エターナル・フロンティア~前編~

 暫く、追いかけっこが続く。

 しかし途中で息が上がったのか、二人の足が止まった。それを見計らったかのように、友人達が文句を言う。

「真面目にやる」

「ご、御免」

「じゃあ、罰として次はユアンが捜す」

「えっ!?」

「罰ったら、罰だよ」

「……わかったよ」

 複数からの集中砲火に、ユアンは渋々折れる。追い駆ける人が決まれば、再びかくれんぼうの再開だ。

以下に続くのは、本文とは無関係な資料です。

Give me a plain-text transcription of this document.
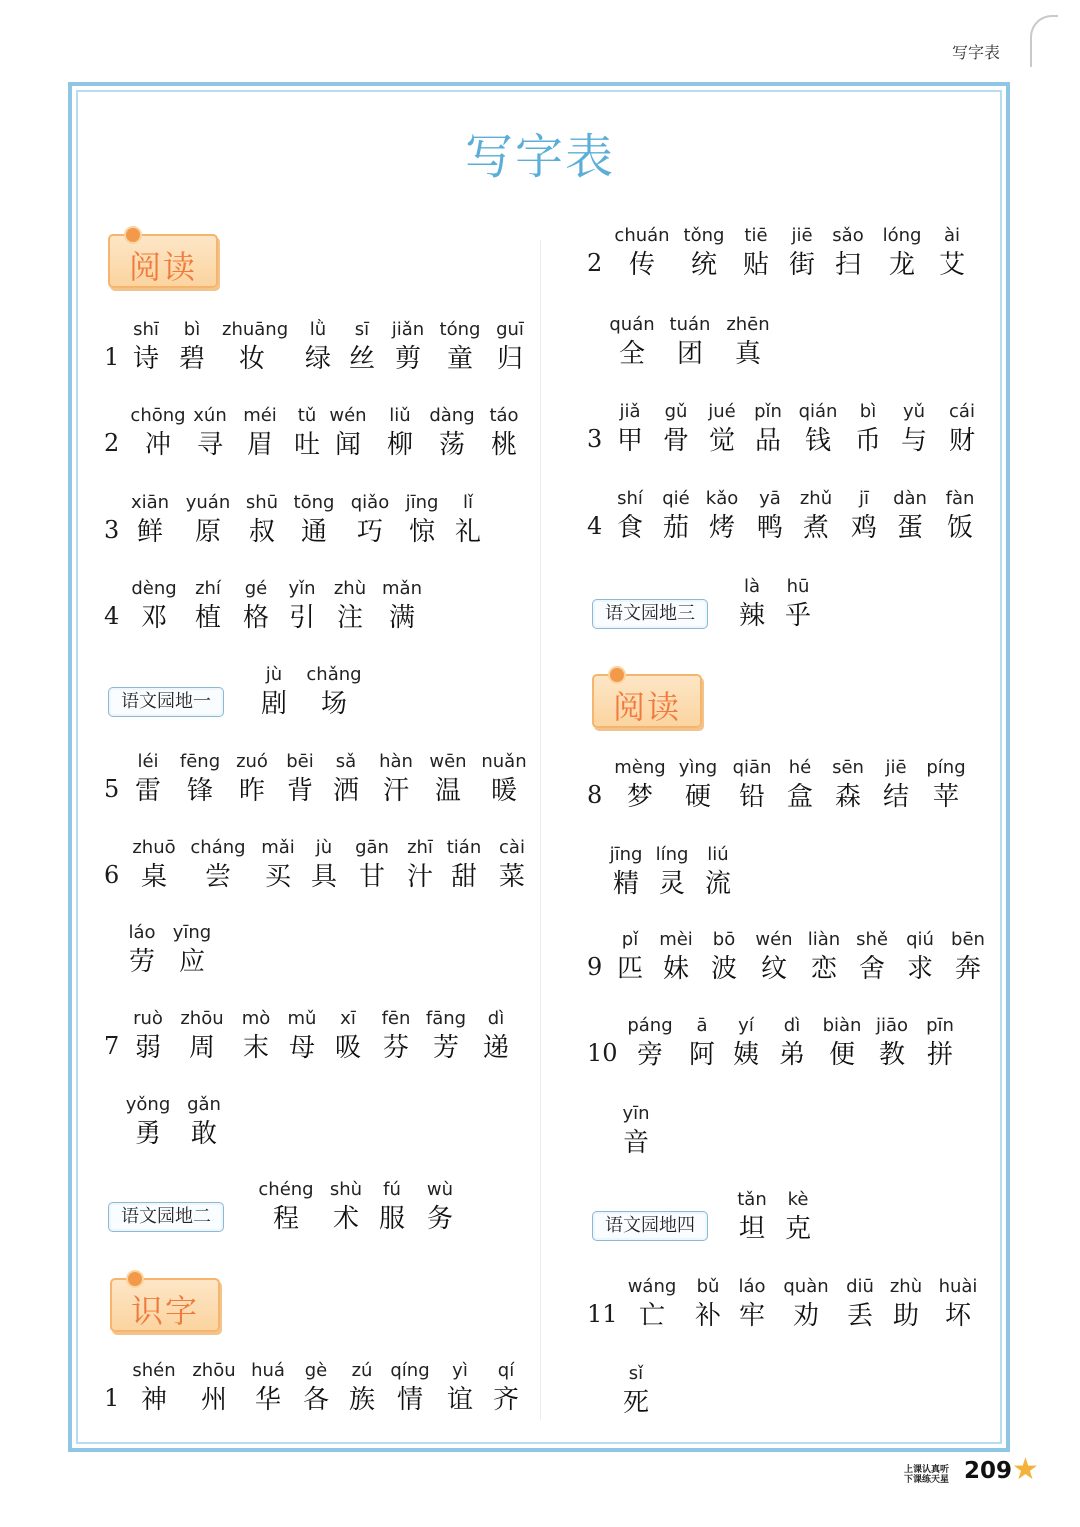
写字表
写字表
阅读
语文园地一
语文园地二
识字
语文园地三
阅读
语文园地四
上课认真听
下课练天星 209 ★
1
shī
诗
bì
碧
zhuāng
妆
lǜ
绿
sī
丝
jiǎn
剪
tóng
童
guī
归
2
chōng
冲
xún
寻
méi
眉
tǔ
吐
wén
闻
liǔ
柳
dàng
荡
táo
桃
3
xiān
鲜
yuán
原
shū
叔
tōng
通
qiǎo
巧
jīng
惊
lǐ
礼
4
dèng
邓
zhí
植
gé
格
yǐn
引
zhù
注
mǎn
满
jù
剧
chǎng
场
5
léi
雷
fēng
锋
zuó
昨
bēi
背
sǎ
洒
hàn
汗
wēn
温
nuǎn
暖
6
zhuō
桌
cháng
尝
mǎi
买
jù
具
gān
甘
zhī
汁
tián
甜
cài
菜
láo
劳
yīng
应
7
ruò
弱
zhōu
周
mò
末
mǔ
母
xī
吸
fēn
芬
fāng
芳
dì
递
yǒng
勇
gǎn
敢
chéng
程
shù
术
fú
服
wù
务
1
shén
神
zhōu
州
huá
华
gè
各
zú
族
qíng
情
yì
谊
qí
齐
2
chuán
传
tǒng
统
tiē
贴
jiē
街
sǎo
扫
lóng
龙
ài
艾
quán
全
tuán
团
zhēn
真
3
jiǎ
甲
gǔ
骨
jué
觉
pǐn
品
qián
钱
bì
币
yǔ
与
cái
财
4
shí
食
qié
茄
kǎo
烤
yā
鸭
zhǔ
煮
jī
鸡
dàn
蛋
fàn
饭
là
辣
hū
乎
8
mèng
梦
yìng
硬
qiān
铅
hé
盒
sēn
森
jiē
结
píng
苹
jīng
精
líng
灵
liú
流
9
pǐ
匹
mèi
妹
bō
波
wén
纹
liàn
恋
shě
舍
qiú
求
bēn
奔
10
páng
旁
ā
阿
yí
姨
dì
弟
biàn
便
jiāo
教
pīn
拼
yīn
音
tǎn
坦
kè
克
11
wáng
亡
bǔ
补
láo
牢
quàn
劝
diū
丢
zhù
助
huài
坏
sǐ
死
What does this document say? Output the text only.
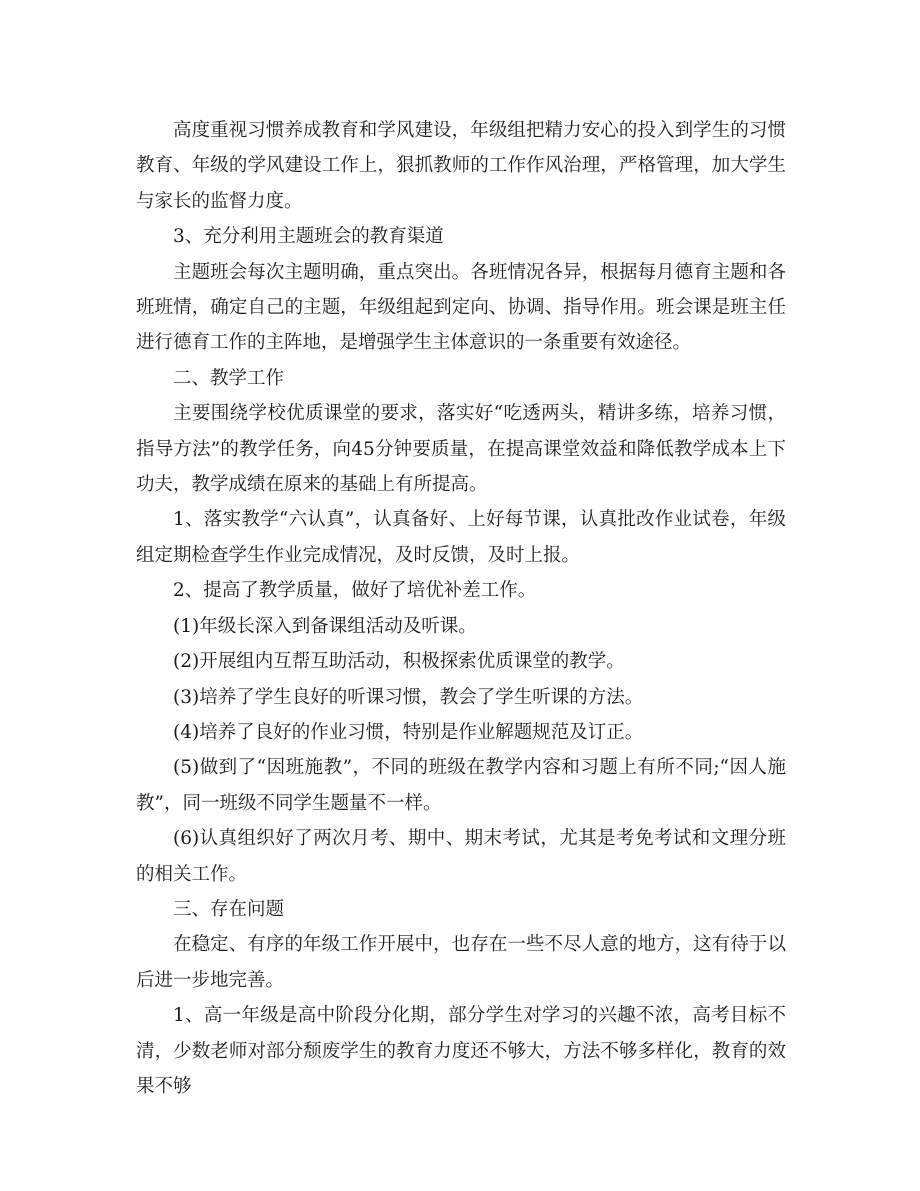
高度重视习惯养成教育和学风建设，年级组把精力安心的投入到学生的习惯教育、年级的学风建设工作上，狠抓教师的工作作风治理，严格管理，加大学生与家长的监督力度。

3、充分利用主题班会的教育渠道

主题班会每次主题明确，重点突出。各班情况各异，根据每月德育主题和各班班情，确定自己的主题，年级组起到定向、协调、指导作用。班会课是班主任进行德育工作的主阵地，是增强学生主体意识的一条重要有效途径。

二、教学工作

主要围绕学校优质课堂的要求，落实好“吃透两头，精讲多练，培养习惯，指导方法”的教学任务，向45分钟要质量，在提高课堂效益和降低教学成本上下功夫，教学成绩在原来的基础上有所提高。

1、落实教学“六认真”，认真备好、上好每节课，认真批改作业试卷，年级组定期检查学生作业完成情况，及时反馈，及时上报。

2、提高了教学质量，做好了培优补差工作。

(1)年级长深入到备课组活动及听课。

(2)开展组内互帮互助活动，积极探索优质课堂的教学。

(3)培养了学生良好的听课习惯，教会了学生听课的方法。

(4)培养了良好的作业习惯，特别是作业解题规范及订正。

(5)做到了“因班施教”，不同的班级在教学内容和习题上有所不同;“因人施教”，同一班级不同学生题量不一样。

(6)认真组织好了两次月考、期中、期末考试，尤其是考免考试和文理分班的相关工作。

三、存在问题

在稳定、有序的年级工作开展中，也存在一些不尽人意的地方，这有待于以后进一步地完善。

1、高一年级是高中阶段分化期，部分学生对学习的兴趣不浓，高考目标不清，少数老师对部分颓废学生的教育力度还不够大，方法不够多样化，教育的效果不够
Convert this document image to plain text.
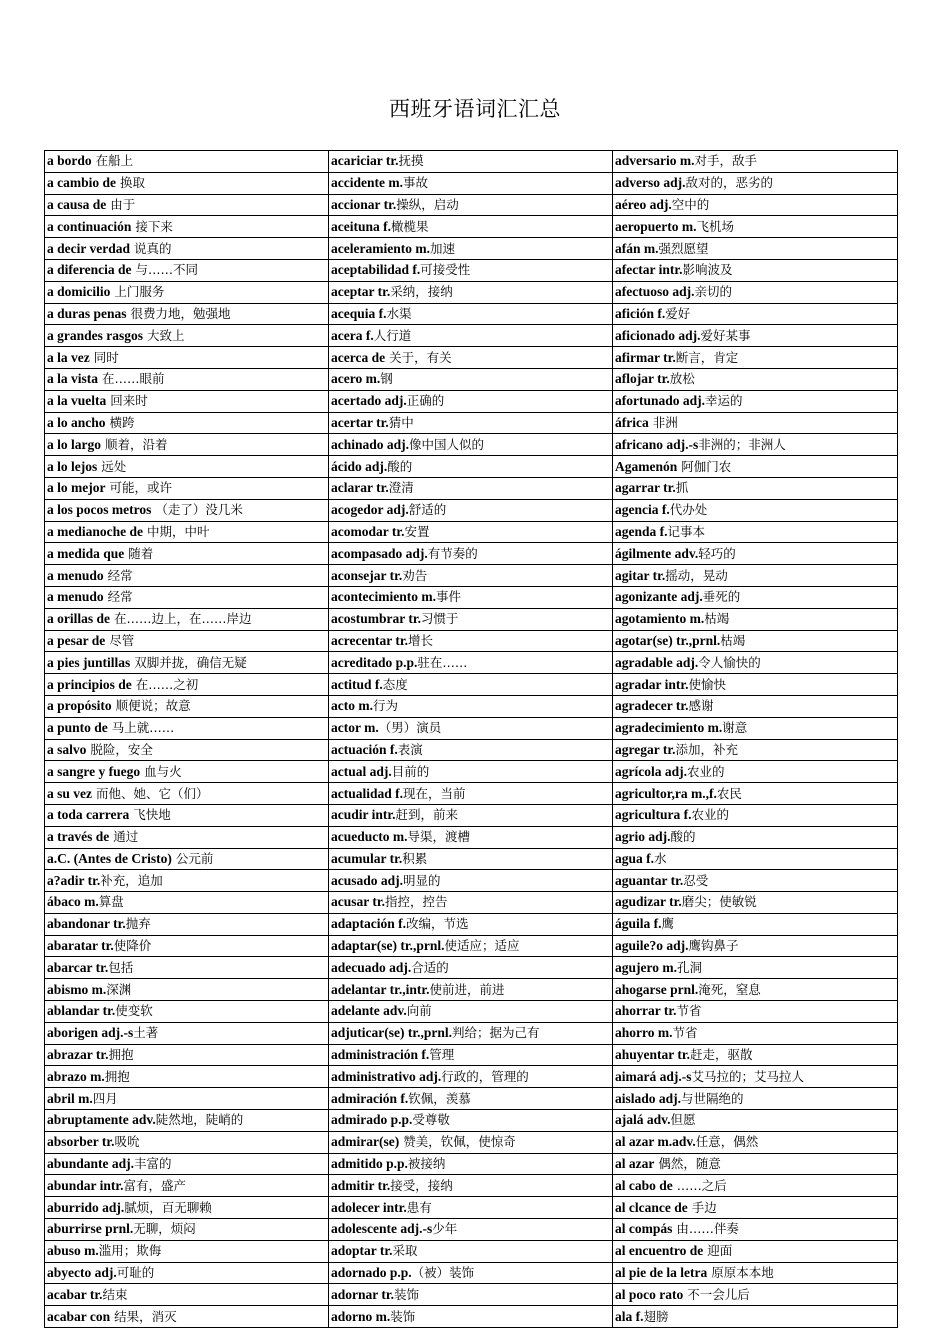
西班牙语词汇汇总
a bordo 在船上	acariciar tr.抚摸	adversario m.对手，敌手
a cambio de 换取	accidente m.事故	adverso adj.敌对的，恶劣的
a causa de 由于	accionar tr.操纵，启动	aéreo adj.空中的
a continuación 接下来	aceituna f.橄榄果	aeropuerto m.飞机场
a decir verdad 说真的	aceleramiento m.加速	afán m.强烈愿望
a diferencia de 与……不同	aceptabilidad f.可接受性	afectar intr.影响波及
a domicilio 上门服务	aceptar tr.采纳，接纳	afectuoso adj.亲切的
a duras penas 很费力地，勉强地	acequia f.水渠	afición f.爱好
a grandes rasgos 大致上	acera f.人行道	aficionado adj.爱好某事
a la vez 同时	acerca de 关于，有关	afirmar tr.断言，肯定
a la vista 在……眼前	acero m.钢	aflojar tr.放松
a la vuelta 回来时	acertado adj.正确的	afortunado adj.幸运的
a lo ancho 横跨	acertar tr.猜中	áfrica 非洲
a lo largo 顺着，沿着	achinado adj.像中国人似的	africano adj.-s非洲的；非洲人
a lo lejos 远处	ácido adj.酸的	Agamenón 阿伽门农
a lo mejor 可能，或许	aclarar tr.澄清	agarrar tr.抓
a los pocos metros （走了）没几米	acogedor adj.舒适的	agencia f.代办处
a medianoche de 中期，中叶	acomodar tr.安置	agenda f.记事本
a medida que 随着	acompasado adj.有节奏的	ágilmente adv.轻巧的
a menudo 经常	aconsejar tr.劝告	agitar tr.摇动，晃动
a menudo 经常	acontecimiento m.事件	agonizante adj.垂死的
a orillas de 在……边上，在……岸边	acostumbrar tr.习惯于	agotamiento m.枯竭
a pesar de 尽管	acrecentar tr.增长	agotar(se) tr.,prnl.枯竭
a pies juntillas 双脚并拢，确信无疑	acreditado p.p.驻在……	agradable adj.令人愉快的
a principios de 在……之初	actitud f.态度	agradar intr.使愉快
a propósito 顺便说；故意	acto m.行为	agradecer tr.感谢
a punto de 马上就……	actor m.（男）演员	agradecimiento m.谢意
a salvo 脱险，安全	actuación f.表演	agregar tr.添加，补充
a sangre y fuego 血与火	actual adj.目前的	agrícola adj.农业的
a su vez 而他、她、它（们）	actualidad f.现在，当前	agricultor,ra m.,f.农民
a toda carrera 飞快地	acudir intr.赶到，前来	agricultura f.农业的
a través de 通过	acueducto m.导渠，渡槽	agrio adj.酸的
a.C. (Antes de Cristo) 公元前	acumular tr.积累	agua f.水
a?adir tr.补充，追加	acusado adj.明显的	aguantar tr.忍受
ábaco m.算盘	acusar tr.指控，控告	agudizar tr.磨尖；使敏锐
abandonar tr.抛弃	adaptación f.改编，节选	águila f.鹰
abaratar tr.使降价	adaptar(se) tr.,prnl.使适应；适应	aguile?o adj.鹰钩鼻子
abarcar tr.包括	adecuado adj.合适的	agujero m.孔洞
abismo m.深渊	adelantar tr.,intr.使前进，前进	ahogarse prnl.淹死，窒息
ablandar tr.使变软	adelante adv.向前	ahorrar tr.节省
aborigen adj.-s土著	adjuticar(se) tr.,prnl.判给；据为己有	ahorro m.节省
abrazar tr.拥抱	administración f.管理	ahuyentar tr.赶走，驱散
abrazo m.拥抱	administrativo adj.行政的，管理的	aimará adj.-s艾马拉的；艾马拉人
abril m.四月	admiración f.钦佩，羡慕	aislado adj.与世隔绝的
abruptamente adv.陡然地，陡峭的	admirado p.p.受尊敬	ajalá adv.但愿
absorber tr.吸吮	admirar(se) 赞美，钦佩，使惊奇	al azar m.adv.任意，偶然
abundante adj.丰富的	admitido p.p.被接纳	al azar 偶然，随意
abundar intr.富有，盛产	admitir tr.接受，接纳	al cabo de ……之后
aburrido adj.腻烦，百无聊赖	adolecer intr.患有	al clcance de 手边
aburrirse prnl.无聊，烦闷	adolescente adj.-s少年	al compás 由……伴奏
abuso m.滥用；欺侮	adoptar tr.采取	al encuentro de 迎面
abyecto adj.可耻的	adornado p.p.（被）装饰	al pie de la letra 原原本本地
acabar tr.结束	adornar tr.装饰	al poco rato 不一会儿后
acabar con 结果，消灭	adorno m.装饰	ala f.翅膀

 ユアンは両手で目を塞ぐと、数を数えていく。それに合わせるかのように、友人達が逃げていく。

 その時、院長の声が響く。

 突然の院長の声に全員が立ち止まり、声が聞こえた方向に視線を向ける。そして一人の少年が「何ですか」と、言った。

「此方に来て欲しい」

 何か、悪いことを言われるのか。

 互いの顔を見合うと、行くのを躊躇う。

 しかし、相手は院長。

 行かないわけにはいかない。

「何ですか」

 院長が顔を出している窓の下に行くと、恐る恐る尋ねる。全員が、院長に怒られると思っていた。

 その為身構え、相手からの言葉を待つ。

「どうした、一体」

「僕達は、何もしていません」

「掃除も、真面目にやっています」

「庭の草むしりもしました」

「何を言っている」

 子供達の意味不明の言葉の数々に、院長は困った表情を浮かべる。そして再度、何が言いたいのか聞く。

 その態度に子供達は互いの顔を見合わせると、院長が怒っていないことを知る。そのことに、全員がホッと胸を撫で下ろす。彼等は院長が本気で怒ったらどうなるか、知っているからだ。それにより一部の子供が、大声で泣き出してしまう。それだけ、怖かったからだ。